Russische Präzisionwaffen
Der Kampf im Bereich der elektronischen Kriegsführung ist ausgesprochen dynamisch. Jede Maßnahme wird nach kurzer Zeit von der Gegenseite konterkariert. Diese Dynamik wird zum Problem für die Ukraine. Das Starlink-System ist im Grunde ziviler, kommerzieller Natur und arbeitet weltweit. Es ist schwer vorstellbar, dass dieses System ununterbrochen verändert wird, um den Bedürfnissen der ukrainischen Streitkräfte zu entsprechen.

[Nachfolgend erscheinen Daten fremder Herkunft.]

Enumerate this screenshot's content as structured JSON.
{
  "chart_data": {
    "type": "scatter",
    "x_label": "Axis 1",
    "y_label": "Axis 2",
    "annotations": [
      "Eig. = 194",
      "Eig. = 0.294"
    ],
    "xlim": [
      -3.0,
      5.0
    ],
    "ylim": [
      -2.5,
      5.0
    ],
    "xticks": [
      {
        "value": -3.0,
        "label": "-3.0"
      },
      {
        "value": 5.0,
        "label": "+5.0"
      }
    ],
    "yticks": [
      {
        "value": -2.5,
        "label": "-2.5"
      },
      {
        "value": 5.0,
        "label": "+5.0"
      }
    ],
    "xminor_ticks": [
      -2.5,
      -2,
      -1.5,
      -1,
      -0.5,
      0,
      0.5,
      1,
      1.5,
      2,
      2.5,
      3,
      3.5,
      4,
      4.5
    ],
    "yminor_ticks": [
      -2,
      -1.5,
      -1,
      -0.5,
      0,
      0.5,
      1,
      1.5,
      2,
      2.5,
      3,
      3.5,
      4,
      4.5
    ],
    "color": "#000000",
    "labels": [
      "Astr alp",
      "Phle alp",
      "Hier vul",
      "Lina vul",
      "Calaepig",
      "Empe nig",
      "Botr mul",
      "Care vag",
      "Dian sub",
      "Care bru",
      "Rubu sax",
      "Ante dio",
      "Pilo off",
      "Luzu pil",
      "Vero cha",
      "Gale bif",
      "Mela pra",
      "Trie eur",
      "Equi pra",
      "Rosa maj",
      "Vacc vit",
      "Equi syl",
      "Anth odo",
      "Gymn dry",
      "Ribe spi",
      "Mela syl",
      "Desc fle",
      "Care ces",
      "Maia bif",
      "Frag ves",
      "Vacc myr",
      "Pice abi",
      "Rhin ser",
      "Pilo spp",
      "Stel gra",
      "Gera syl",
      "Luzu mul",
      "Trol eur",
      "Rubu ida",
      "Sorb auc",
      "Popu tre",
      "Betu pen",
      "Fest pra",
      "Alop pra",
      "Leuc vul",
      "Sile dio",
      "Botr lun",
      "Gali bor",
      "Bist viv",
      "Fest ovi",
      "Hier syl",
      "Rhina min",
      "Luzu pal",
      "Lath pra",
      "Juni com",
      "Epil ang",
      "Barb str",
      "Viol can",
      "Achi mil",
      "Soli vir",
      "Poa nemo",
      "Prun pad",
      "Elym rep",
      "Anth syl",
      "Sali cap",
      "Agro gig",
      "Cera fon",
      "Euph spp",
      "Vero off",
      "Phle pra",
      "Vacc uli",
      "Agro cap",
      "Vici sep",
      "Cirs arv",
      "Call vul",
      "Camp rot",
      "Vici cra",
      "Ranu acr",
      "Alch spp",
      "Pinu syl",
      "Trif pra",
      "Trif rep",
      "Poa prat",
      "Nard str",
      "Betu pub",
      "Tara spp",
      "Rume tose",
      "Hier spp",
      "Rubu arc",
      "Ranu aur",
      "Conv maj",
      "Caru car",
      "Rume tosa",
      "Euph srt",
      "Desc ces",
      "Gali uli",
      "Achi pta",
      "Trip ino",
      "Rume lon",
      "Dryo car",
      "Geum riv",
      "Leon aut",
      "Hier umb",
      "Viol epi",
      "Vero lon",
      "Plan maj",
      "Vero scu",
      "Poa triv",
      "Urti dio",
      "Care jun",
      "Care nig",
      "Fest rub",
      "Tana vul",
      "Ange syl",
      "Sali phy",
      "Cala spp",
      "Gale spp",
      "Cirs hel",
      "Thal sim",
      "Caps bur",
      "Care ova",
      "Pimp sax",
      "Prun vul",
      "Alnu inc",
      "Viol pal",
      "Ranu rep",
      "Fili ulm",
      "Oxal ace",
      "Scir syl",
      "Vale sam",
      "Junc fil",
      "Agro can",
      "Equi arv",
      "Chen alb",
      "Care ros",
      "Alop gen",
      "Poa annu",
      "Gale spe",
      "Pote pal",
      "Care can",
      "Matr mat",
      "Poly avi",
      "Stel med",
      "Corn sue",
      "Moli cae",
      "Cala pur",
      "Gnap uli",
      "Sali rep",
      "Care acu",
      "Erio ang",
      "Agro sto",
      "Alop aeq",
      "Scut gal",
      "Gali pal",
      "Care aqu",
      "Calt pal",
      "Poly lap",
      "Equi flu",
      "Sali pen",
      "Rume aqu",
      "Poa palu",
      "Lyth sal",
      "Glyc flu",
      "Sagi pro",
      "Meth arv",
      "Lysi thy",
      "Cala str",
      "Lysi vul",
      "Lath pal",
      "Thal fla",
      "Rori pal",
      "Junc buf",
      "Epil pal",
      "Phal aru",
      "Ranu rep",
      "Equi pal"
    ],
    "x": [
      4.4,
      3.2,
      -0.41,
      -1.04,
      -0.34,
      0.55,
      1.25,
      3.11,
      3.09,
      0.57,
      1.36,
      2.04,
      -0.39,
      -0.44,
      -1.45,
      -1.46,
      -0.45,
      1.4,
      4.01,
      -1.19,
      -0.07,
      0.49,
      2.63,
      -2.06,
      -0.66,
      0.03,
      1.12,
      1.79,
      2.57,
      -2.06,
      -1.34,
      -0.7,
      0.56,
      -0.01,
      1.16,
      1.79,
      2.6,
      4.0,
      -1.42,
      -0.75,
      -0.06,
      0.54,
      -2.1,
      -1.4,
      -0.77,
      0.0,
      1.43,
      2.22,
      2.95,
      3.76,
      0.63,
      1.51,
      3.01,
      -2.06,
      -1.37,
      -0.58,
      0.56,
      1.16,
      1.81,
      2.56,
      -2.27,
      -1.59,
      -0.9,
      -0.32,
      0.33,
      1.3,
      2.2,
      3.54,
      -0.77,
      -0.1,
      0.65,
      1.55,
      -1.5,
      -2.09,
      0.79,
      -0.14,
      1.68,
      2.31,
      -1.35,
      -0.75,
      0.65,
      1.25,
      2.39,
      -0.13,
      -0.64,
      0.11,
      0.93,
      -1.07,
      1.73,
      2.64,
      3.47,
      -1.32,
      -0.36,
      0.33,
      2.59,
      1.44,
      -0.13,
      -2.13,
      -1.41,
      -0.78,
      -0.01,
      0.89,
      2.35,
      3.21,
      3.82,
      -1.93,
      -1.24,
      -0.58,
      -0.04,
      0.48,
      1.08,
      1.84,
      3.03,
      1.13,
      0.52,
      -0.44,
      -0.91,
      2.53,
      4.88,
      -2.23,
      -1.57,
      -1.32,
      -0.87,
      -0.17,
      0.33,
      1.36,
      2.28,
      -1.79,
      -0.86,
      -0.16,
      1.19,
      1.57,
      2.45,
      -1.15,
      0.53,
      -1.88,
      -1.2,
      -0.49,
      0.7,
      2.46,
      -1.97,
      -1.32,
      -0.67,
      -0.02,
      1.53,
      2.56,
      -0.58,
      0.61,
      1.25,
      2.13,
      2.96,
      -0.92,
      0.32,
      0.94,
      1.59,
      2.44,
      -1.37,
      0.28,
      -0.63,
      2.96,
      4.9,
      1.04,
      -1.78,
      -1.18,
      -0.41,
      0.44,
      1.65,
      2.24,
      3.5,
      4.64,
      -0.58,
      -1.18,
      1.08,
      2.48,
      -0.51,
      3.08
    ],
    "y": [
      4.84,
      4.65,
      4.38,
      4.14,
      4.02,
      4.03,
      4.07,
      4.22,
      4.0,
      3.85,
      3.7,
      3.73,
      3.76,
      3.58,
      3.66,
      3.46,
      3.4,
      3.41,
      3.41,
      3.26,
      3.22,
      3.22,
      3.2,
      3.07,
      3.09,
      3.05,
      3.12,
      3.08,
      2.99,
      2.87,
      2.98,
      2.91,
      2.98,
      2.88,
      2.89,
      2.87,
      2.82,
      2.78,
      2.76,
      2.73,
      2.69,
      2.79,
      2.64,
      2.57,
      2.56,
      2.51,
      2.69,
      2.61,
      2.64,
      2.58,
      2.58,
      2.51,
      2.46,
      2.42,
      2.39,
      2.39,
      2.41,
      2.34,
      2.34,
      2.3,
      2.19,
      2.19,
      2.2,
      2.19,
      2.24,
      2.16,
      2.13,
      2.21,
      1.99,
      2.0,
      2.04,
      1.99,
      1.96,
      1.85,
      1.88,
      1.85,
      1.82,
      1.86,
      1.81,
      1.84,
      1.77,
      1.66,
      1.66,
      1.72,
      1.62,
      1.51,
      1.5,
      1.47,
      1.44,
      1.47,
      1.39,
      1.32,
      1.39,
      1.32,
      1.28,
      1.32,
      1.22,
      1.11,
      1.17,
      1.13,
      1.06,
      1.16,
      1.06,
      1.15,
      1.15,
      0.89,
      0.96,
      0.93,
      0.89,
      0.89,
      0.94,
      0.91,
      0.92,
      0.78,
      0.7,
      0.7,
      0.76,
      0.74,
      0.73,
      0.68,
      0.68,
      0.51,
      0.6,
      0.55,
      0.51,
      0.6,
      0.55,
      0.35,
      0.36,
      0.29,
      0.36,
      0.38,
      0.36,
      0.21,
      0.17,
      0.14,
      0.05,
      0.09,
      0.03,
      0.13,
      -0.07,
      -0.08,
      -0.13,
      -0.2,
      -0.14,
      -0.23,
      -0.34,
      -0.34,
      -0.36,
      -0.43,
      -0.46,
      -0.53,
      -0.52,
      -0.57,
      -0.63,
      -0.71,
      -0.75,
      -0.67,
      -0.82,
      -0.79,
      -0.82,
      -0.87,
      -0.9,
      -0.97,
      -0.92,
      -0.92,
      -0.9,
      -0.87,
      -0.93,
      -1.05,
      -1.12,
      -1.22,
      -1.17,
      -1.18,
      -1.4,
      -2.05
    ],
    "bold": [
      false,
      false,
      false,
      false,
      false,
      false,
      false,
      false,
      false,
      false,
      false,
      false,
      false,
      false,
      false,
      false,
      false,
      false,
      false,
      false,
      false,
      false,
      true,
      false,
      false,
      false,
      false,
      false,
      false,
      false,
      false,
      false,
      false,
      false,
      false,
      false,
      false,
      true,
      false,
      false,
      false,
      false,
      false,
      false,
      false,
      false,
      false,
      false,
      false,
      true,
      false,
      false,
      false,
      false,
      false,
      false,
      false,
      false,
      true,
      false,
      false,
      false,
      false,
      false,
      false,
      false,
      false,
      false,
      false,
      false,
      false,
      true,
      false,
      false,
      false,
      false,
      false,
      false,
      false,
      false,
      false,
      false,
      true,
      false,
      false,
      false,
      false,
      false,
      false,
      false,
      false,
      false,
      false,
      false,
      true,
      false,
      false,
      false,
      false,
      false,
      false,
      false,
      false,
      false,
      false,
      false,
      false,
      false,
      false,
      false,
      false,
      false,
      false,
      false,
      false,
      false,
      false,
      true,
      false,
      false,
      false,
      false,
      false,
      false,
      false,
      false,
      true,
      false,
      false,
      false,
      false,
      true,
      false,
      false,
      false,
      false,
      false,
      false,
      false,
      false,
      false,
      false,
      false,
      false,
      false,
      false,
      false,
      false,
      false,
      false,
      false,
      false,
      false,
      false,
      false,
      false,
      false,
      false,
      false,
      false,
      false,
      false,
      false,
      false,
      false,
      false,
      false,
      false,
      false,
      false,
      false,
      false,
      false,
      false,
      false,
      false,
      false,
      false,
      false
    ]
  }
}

In der Region um Charkiw war das aber nicht die einzige böse Überraschung. Russland hat Granat-4 Drohnen so ausgerüstet, dass sie Ziele mit einem Laser markieren können. So wurden dann Panzer, Artilleriegeschütze und auch Schützengräben von Präzisionsgranaten vom Typ Krasnopol getroffen. Dazu verhinderten russische Drohnen den Aufbau wirksamer Verteidigungsstellungen. Sie wirken bis etwa 15 Kilometer hinter der Front. Unmittelbar an der Grenze konnten daher keine echten Befestigungen errichtet werden. Die Soldaten konnten zwar mit dem Spaten schanzen, aber größere Geräte wie Bagger oder Betonmischer wurden von den Russen ausgemacht und angegriffen.